I've been on an emotional roller coaster lately and it's really taking its toll today. It's a combination of being scared, jealous, angry, and sad. I'm scared that I'm going to have to continue on this journey for an unforseen amount of time, and I feel as if I'm losing myself in the process. My life has been consumed with trying to conceive. In some respects, I want to give it a break, but I know that I can't. I want this baby so bad. I can't possibly give up now.
I'm jealous, too. The funny part is, I really thought I was through this part of the grief process. I thought that I would go through each process, step by step, and voila! I'd be healed. But apparently grief doesn't work that way. A few months ago, I felt like I had come out of my depression. I felt like I was moving on from the losses. But as this journey has continued, I realize that the depression was only hiding and it's returned because I still haven't achieved what I've set out to achieve. I keep seeing what feels like everyone around me getting pregnant. Having babies. Being happy. And here I am still peeing on sticks, timing sex, and failing month after month.

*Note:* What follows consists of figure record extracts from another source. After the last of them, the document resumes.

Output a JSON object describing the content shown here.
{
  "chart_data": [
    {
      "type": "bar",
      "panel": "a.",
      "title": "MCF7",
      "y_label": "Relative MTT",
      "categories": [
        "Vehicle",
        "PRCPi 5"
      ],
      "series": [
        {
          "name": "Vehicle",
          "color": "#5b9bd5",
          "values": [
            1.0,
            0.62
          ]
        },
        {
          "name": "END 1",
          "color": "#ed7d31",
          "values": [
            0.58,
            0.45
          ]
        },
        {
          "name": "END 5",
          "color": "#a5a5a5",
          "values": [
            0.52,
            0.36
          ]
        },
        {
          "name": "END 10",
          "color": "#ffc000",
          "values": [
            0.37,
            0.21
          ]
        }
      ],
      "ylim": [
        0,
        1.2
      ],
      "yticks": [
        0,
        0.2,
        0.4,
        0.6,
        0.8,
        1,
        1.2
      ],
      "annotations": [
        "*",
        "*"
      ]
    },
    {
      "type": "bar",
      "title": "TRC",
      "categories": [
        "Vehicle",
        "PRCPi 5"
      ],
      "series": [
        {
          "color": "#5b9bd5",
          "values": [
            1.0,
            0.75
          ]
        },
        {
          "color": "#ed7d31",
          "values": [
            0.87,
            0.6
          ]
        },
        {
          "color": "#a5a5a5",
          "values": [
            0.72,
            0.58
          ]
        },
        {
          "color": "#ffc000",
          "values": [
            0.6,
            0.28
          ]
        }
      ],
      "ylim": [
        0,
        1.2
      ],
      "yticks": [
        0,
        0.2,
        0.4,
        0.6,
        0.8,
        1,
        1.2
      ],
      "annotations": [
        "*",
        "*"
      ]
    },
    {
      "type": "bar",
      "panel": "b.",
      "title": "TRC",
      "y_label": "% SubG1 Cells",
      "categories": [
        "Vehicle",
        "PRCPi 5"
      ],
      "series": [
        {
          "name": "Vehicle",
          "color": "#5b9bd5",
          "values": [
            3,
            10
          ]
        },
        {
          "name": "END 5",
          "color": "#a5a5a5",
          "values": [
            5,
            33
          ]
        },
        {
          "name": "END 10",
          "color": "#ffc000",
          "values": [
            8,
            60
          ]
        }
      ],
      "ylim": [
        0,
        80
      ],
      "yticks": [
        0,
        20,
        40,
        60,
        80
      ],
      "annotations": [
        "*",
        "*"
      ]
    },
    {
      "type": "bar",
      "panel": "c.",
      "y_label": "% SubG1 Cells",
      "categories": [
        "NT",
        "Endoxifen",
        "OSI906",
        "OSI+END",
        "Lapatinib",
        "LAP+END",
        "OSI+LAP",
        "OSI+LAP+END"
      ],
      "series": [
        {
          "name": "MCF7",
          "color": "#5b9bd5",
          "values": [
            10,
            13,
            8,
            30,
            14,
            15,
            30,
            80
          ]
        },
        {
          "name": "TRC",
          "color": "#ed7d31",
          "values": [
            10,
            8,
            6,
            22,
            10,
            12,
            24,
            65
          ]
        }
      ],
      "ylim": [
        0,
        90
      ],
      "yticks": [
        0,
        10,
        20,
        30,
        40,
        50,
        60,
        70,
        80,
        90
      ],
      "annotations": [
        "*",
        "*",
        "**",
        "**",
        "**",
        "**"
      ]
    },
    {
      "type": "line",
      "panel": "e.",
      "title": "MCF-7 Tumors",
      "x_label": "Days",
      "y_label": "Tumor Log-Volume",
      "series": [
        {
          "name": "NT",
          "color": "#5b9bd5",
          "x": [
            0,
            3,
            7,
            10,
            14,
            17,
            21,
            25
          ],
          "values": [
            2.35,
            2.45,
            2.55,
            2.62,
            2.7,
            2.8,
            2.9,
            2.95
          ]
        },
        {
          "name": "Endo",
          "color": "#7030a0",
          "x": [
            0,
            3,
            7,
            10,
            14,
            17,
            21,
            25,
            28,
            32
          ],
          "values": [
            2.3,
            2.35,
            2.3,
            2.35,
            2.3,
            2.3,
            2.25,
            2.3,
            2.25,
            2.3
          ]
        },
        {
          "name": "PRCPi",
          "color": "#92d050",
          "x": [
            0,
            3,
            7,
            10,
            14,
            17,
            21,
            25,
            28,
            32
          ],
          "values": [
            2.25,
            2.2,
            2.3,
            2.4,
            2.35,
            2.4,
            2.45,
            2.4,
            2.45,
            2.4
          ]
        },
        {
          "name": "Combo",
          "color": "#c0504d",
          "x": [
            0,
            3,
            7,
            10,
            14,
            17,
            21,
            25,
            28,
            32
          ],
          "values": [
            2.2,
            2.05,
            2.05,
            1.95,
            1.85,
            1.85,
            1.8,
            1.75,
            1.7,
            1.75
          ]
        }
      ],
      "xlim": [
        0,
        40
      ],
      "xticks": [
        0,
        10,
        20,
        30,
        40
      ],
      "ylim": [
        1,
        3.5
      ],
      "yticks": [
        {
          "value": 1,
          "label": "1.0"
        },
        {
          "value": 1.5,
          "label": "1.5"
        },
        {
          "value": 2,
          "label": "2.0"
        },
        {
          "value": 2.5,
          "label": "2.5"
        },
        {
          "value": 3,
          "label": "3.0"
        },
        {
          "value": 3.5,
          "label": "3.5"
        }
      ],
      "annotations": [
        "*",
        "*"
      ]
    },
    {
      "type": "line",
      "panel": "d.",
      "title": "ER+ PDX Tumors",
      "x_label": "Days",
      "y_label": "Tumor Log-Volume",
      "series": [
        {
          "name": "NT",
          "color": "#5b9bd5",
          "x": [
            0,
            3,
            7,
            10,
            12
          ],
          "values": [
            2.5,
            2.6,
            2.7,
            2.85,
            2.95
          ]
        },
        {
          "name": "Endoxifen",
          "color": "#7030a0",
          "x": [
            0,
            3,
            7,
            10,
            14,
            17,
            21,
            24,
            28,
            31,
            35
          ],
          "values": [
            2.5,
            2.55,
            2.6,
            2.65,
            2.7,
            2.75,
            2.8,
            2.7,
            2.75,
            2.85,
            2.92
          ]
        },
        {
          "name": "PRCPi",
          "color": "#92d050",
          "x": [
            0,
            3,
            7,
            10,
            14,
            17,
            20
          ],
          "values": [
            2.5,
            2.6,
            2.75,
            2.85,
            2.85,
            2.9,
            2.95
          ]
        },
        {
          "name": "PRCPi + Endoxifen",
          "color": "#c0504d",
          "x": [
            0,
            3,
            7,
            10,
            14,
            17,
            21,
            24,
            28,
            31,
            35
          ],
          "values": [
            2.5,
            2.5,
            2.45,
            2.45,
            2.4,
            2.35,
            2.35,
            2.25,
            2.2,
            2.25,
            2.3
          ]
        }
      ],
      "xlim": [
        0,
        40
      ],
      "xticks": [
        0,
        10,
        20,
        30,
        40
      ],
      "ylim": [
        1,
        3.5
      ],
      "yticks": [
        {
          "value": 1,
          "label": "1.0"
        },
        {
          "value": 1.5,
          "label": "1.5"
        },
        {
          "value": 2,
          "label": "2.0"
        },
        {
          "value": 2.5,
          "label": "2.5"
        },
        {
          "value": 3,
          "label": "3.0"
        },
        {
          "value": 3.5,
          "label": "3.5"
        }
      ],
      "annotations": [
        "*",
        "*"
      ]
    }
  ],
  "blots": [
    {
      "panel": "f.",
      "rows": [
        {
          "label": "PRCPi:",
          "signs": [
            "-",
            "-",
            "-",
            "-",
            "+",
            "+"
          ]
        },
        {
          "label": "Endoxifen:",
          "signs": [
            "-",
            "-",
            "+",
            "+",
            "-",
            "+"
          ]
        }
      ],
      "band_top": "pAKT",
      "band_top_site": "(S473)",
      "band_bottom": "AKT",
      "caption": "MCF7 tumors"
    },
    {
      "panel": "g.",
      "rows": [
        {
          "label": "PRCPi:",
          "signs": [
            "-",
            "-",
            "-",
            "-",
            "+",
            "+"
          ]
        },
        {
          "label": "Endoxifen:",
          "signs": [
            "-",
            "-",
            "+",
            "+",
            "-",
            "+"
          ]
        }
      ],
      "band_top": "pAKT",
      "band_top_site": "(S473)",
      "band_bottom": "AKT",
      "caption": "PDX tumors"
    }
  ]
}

DH has tried to be supportive. He keeps telling me that he thinks we are getting closer. And I really want to believe him. I want to believe that the Femara will get us our rainbow. It has gotten my cycles to be somewhat normal, despite the painful ovulation. But in my mind, I just keep envisioning failure. I keep imagining what the next step will be. More testing? Referral to an RE? More drugs? IUI?
It scares me. It truly does.
I'm barely able to hold it together now as it is. What will I do if we have to move onto the next step? Will I be able to deal with it all?

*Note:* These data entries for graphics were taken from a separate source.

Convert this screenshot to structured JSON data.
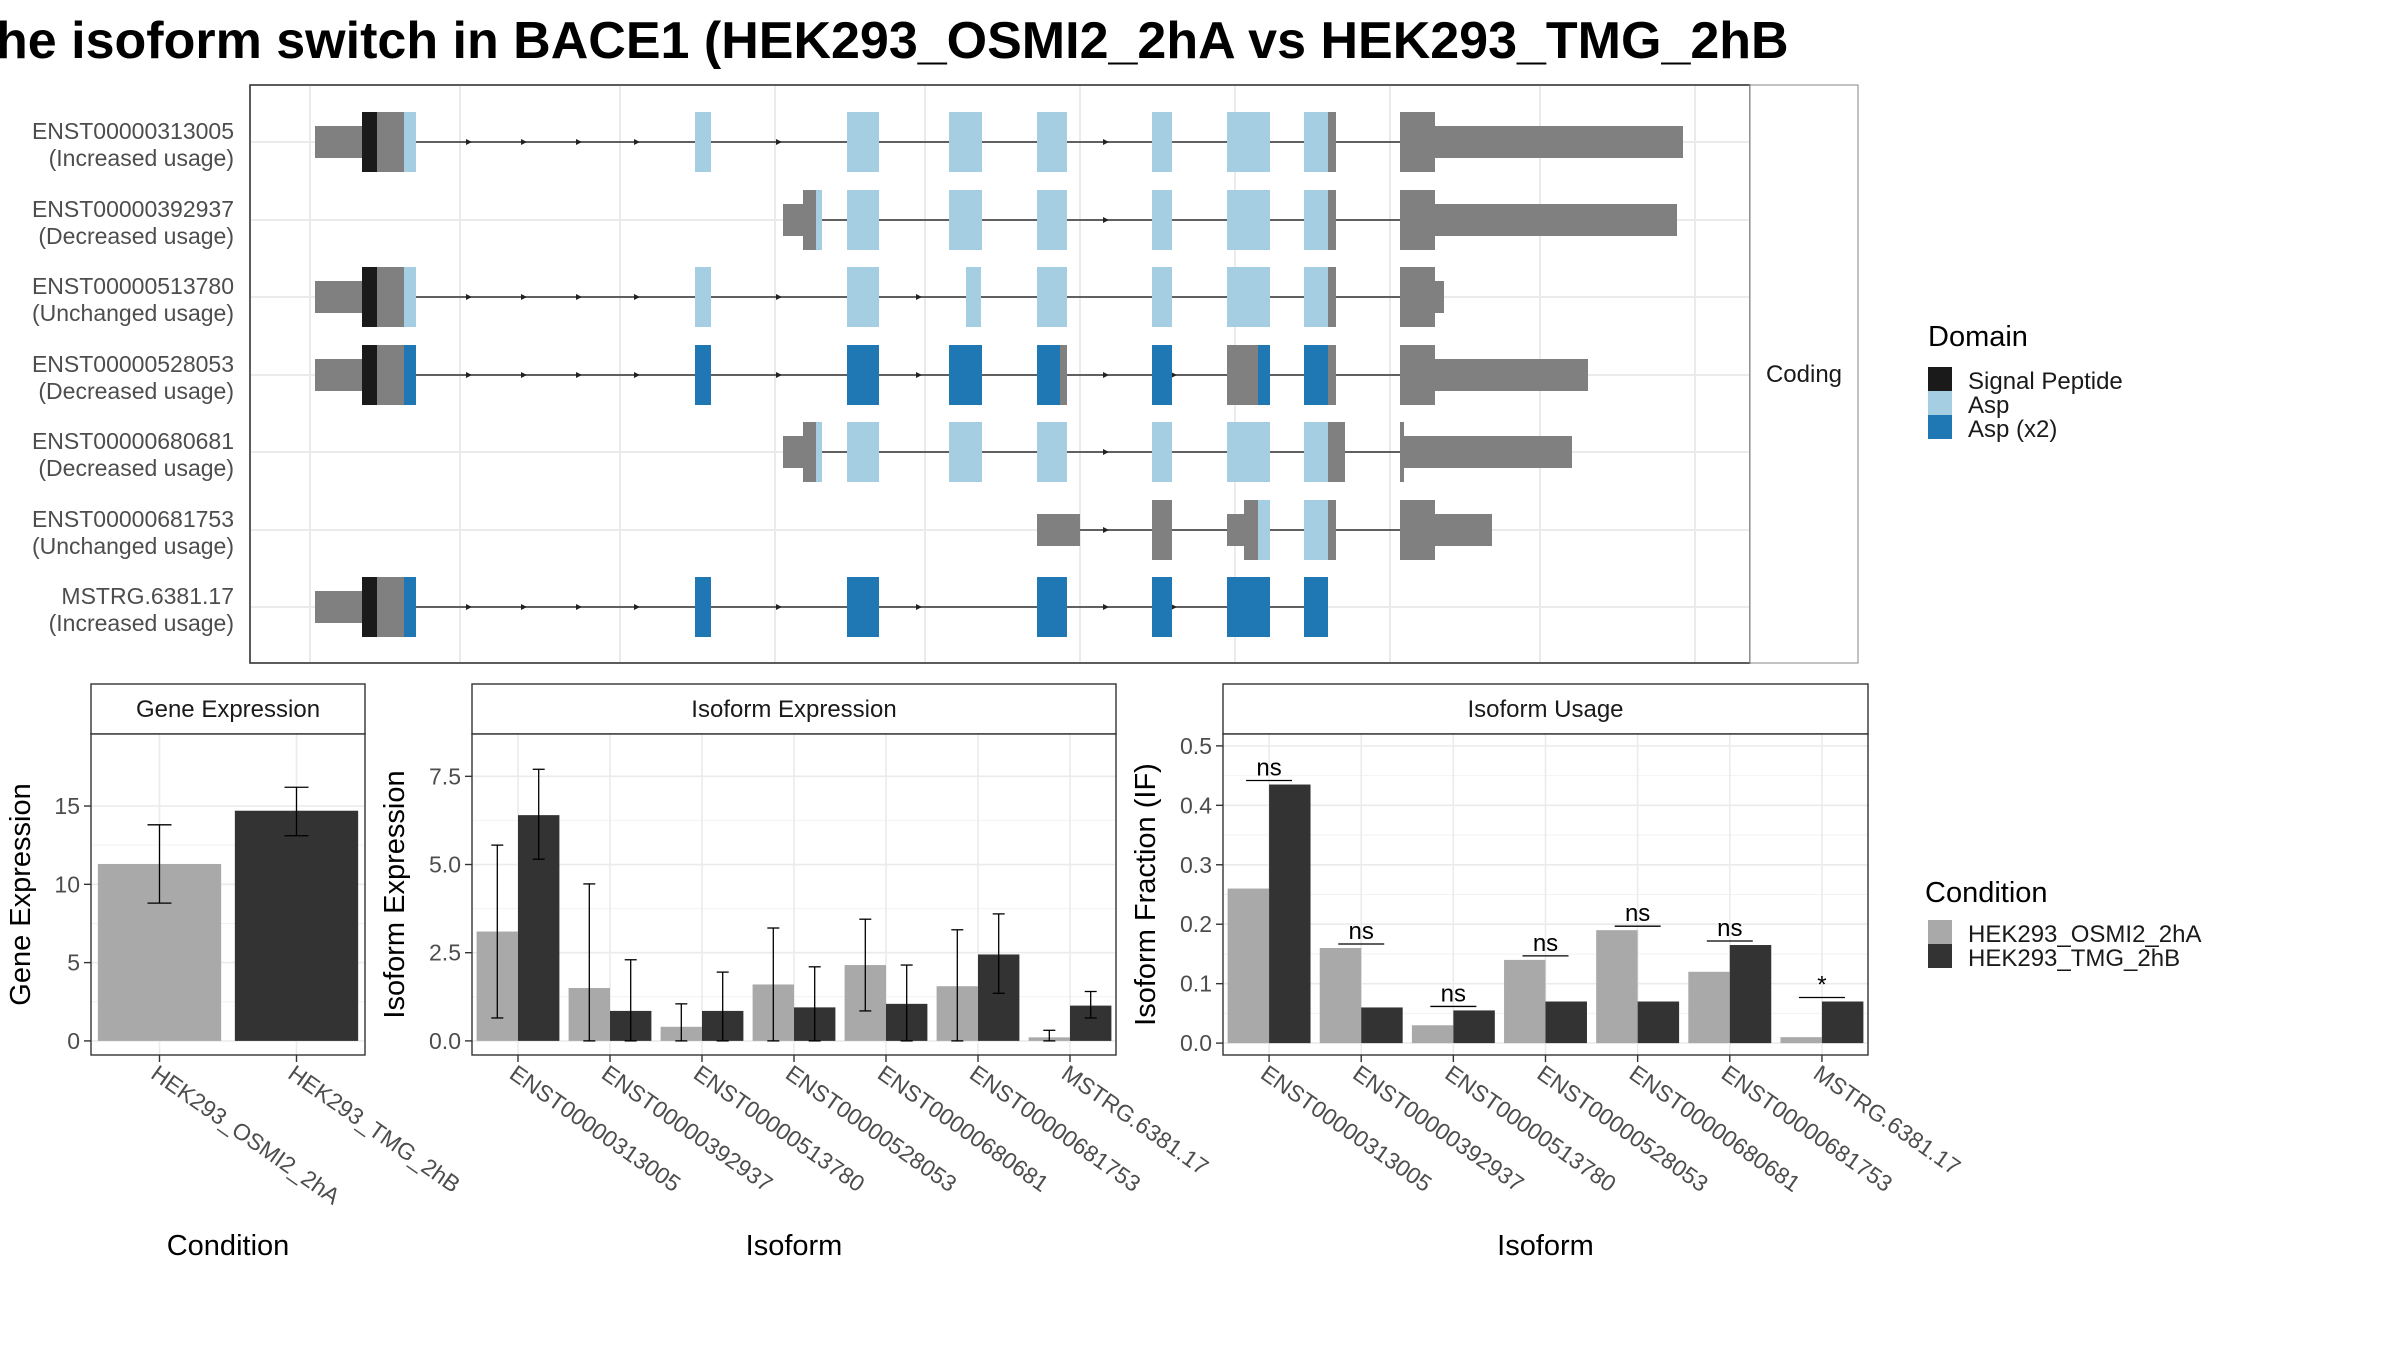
{
  "title": "he isoform switch in BACE1 (HEK293_OSMI2_2hA vs HEK293_TMG_2hB",
  "colors": {
    "signal_peptide": "#1a1a1a",
    "asp": "#a6cee3",
    "asp_x2": "#1f78b4",
    "noncoding": "#808080",
    "cond1": "#a9a9a9",
    "cond2": "#333333"
  },
  "isoforms_panel": {
    "facet_label": "Coding",
    "legend_title": "Domain",
    "legend": [
      "Signal Peptide",
      "Asp",
      "Asp (x2)"
    ],
    "transcripts": [
      {
        "id": "ENST00000313005",
        "usage": "(Increased usage)"
      },
      {
        "id": "ENST00000392937",
        "usage": "(Decreased usage)"
      },
      {
        "id": "ENST00000513780",
        "usage": "(Unchanged usage)"
      },
      {
        "id": "ENST00000528053",
        "usage": "(Decreased usage)"
      },
      {
        "id": "ENST00000680681",
        "usage": "(Decreased usage)"
      },
      {
        "id": "ENST00000681753",
        "usage": "(Unchanged usage)"
      },
      {
        "id": "MSTRG.6381.17",
        "usage": "(Increased usage)"
      }
    ]
  },
  "condition_legend": {
    "title": "Condition",
    "items": [
      "HEK293_OSMI2_2hA",
      "HEK293_TMG_2hB"
    ]
  },
  "chart_data": [
    {
      "type": "bar",
      "title": "Gene Expression",
      "xlabel": "Condition",
      "ylabel": "Gene Expression",
      "categories": [
        "HEK293_OSMI2_2hA",
        "HEK293_TMG_2hB"
      ],
      "values": [
        11.3,
        14.7
      ],
      "err_low": [
        8.8,
        13.1
      ],
      "err_high": [
        13.8,
        16.2
      ],
      "ylim": [
        -0.9,
        19.6
      ],
      "yticks": [
        0,
        5,
        10,
        15
      ]
    },
    {
      "type": "bar",
      "title": "Isoform Expression",
      "xlabel": "Isoform",
      "ylabel": "Isoform Expression",
      "categories": [
        "ENST00000313005",
        "ENST00000392937",
        "ENST00000513780",
        "ENST00000528053",
        "ENST00000680681",
        "ENST00000681753",
        "MSTRG.6381.17"
      ],
      "series": [
        {
          "name": "HEK293_OSMI2_2hA",
          "values": [
            3.1,
            1.5,
            0.4,
            1.6,
            2.15,
            1.55,
            0.1
          ],
          "err_low": [
            0.65,
            0.0,
            0.0,
            0.0,
            0.85,
            0.0,
            0.0
          ],
          "err_high": [
            5.55,
            4.45,
            1.05,
            3.2,
            3.45,
            3.15,
            0.3
          ]
        },
        {
          "name": "HEK293_TMG_2hB",
          "values": [
            6.4,
            0.85,
            0.85,
            0.95,
            1.05,
            2.45,
            1.0
          ],
          "err_low": [
            5.15,
            0.0,
            0.0,
            0.0,
            0.0,
            1.35,
            0.65
          ],
          "err_high": [
            7.7,
            2.3,
            1.95,
            2.1,
            2.15,
            3.6,
            1.4
          ]
        }
      ],
      "ylim": [
        -0.4,
        8.7
      ],
      "yticks": [
        "0.0",
        "2.5",
        "5.0",
        "7.5"
      ]
    },
    {
      "type": "bar",
      "title": "Isoform Usage",
      "xlabel": "Isoform",
      "ylabel": "Isoform Fraction (IF)",
      "categories": [
        "ENST00000313005",
        "ENST00000392937",
        "ENST00000513780",
        "ENST00000528053",
        "ENST00000680681",
        "ENST00000681753",
        "MSTRG.6381.17"
      ],
      "series": [
        {
          "name": "HEK293_OSMI2_2hA",
          "values": [
            0.26,
            0.16,
            0.03,
            0.14,
            0.19,
            0.12,
            0.01
          ]
        },
        {
          "name": "HEK293_TMG_2hB",
          "values": [
            0.435,
            0.06,
            0.055,
            0.07,
            0.07,
            0.165,
            0.07
          ]
        }
      ],
      "significance": [
        "ns",
        "ns",
        "ns",
        "ns",
        "ns",
        "ns",
        "*"
      ],
      "ylim": [
        -0.02,
        0.52
      ],
      "yticks": [
        "0.0",
        "0.1",
        "0.2",
        "0.3",
        "0.4",
        "0.5"
      ]
    }
  ]
}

Then I get angry again. Angry that I have to go through this. Angry that it feels like no one else has to deal with this, even though I know that isn't the truth. I find myself searching Facebook friends that I have hidden; either because they are pregnant or have recently had a baby. And I torture myself by looking at their pictures. And I start to cry because I want that. I want that happiness. And I feel like everyone else has it but me.

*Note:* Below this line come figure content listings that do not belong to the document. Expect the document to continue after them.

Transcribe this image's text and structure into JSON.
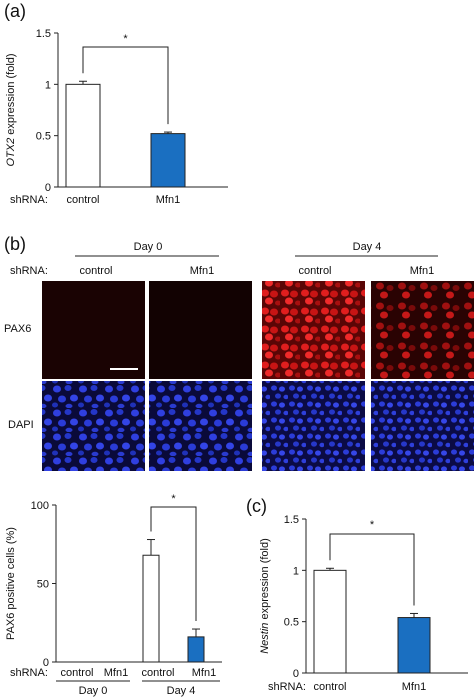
{
  "panels": {
    "a": "(a)",
    "b": "(b)",
    "c": "(c)"
  },
  "shrna_label": "shRNA:",
  "significance": "*",
  "colors": {
    "control": "#ffffff",
    "mfn1": "#1a6fc1",
    "axis": "#222222"
  },
  "micrographs": {
    "day_headers": [
      "Day 0",
      "Day 4"
    ],
    "column_labels": [
      "control",
      "Mfn1",
      "control",
      "Mfn1"
    ],
    "row_labels": [
      "PAX6",
      "DAPI"
    ]
  },
  "panel_b_x_groups": {
    "day_labels": [
      "Day 0",
      "Day 4"
    ],
    "condition_labels": [
      "control",
      "Mfn1",
      "control",
      "Mfn1"
    ]
  },
  "chart_data": [
    {
      "id": "a",
      "type": "bar",
      "ylabel_italic": "OTX2",
      "ylabel_rest": " expression (fold)",
      "categories": [
        "control",
        "Mfn1"
      ],
      "values": [
        1.0,
        0.52
      ],
      "errors": [
        0.03,
        0.015
      ],
      "ylim": [
        0,
        1.5
      ],
      "yticks": [
        "0",
        "0.5",
        "1",
        "1.5"
      ],
      "ytick_values": [
        0,
        0.5,
        1,
        1.5
      ],
      "bar_colors": [
        "#ffffff",
        "#1a6fc1"
      ]
    },
    {
      "id": "b",
      "type": "bar",
      "ylabel": "PAX6 positive cells (%)",
      "categories": [
        "Day 0 control",
        "Day 0 Mfn1",
        "Day 4 control",
        "Day 4 Mfn1"
      ],
      "values": [
        0,
        0,
        68,
        16
      ],
      "errors": [
        0,
        0,
        10,
        5
      ],
      "ylim": [
        0,
        100
      ],
      "yticks": [
        "0",
        "50",
        "100"
      ],
      "ytick_values": [
        0,
        50,
        100
      ],
      "bar_colors": [
        "#ffffff",
        "#1a6fc1",
        "#ffffff",
        "#1a6fc1"
      ]
    },
    {
      "id": "c",
      "type": "bar",
      "ylabel_italic": "Nestin",
      "ylabel_rest": " expression (fold)",
      "categories": [
        "control",
        "Mfn1"
      ],
      "values": [
        1.0,
        0.54
      ],
      "errors": [
        0.02,
        0.04
      ],
      "ylim": [
        0,
        1.5
      ],
      "yticks": [
        "0",
        "0.5",
        "1",
        "1.5"
      ],
      "ytick_values": [
        0,
        0.5,
        1,
        1.5
      ],
      "bar_colors": [
        "#ffffff",
        "#1a6fc1"
      ]
    }
  ]
}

It's a very selfish way to feel. Like I deserve this more than anyone. I remind myself that I am no more deserving than anyone else and I turn the anger towards myself for feeling this way.
Ultimately I end up sad again. Facing negative test after negative test. Expecting the same results again and again.
I've failed. I've failed me. My husband. My idea of this happy family, happy ever after.
It's hard to believe that everything you've ever dreamed about your future family...that things somehow cannot fall into place the way you expected. That you have to be this person that you never dreamed you'd become. Bitter, cynical, sad. I'm just so ready to move past all this and have what everyone else has.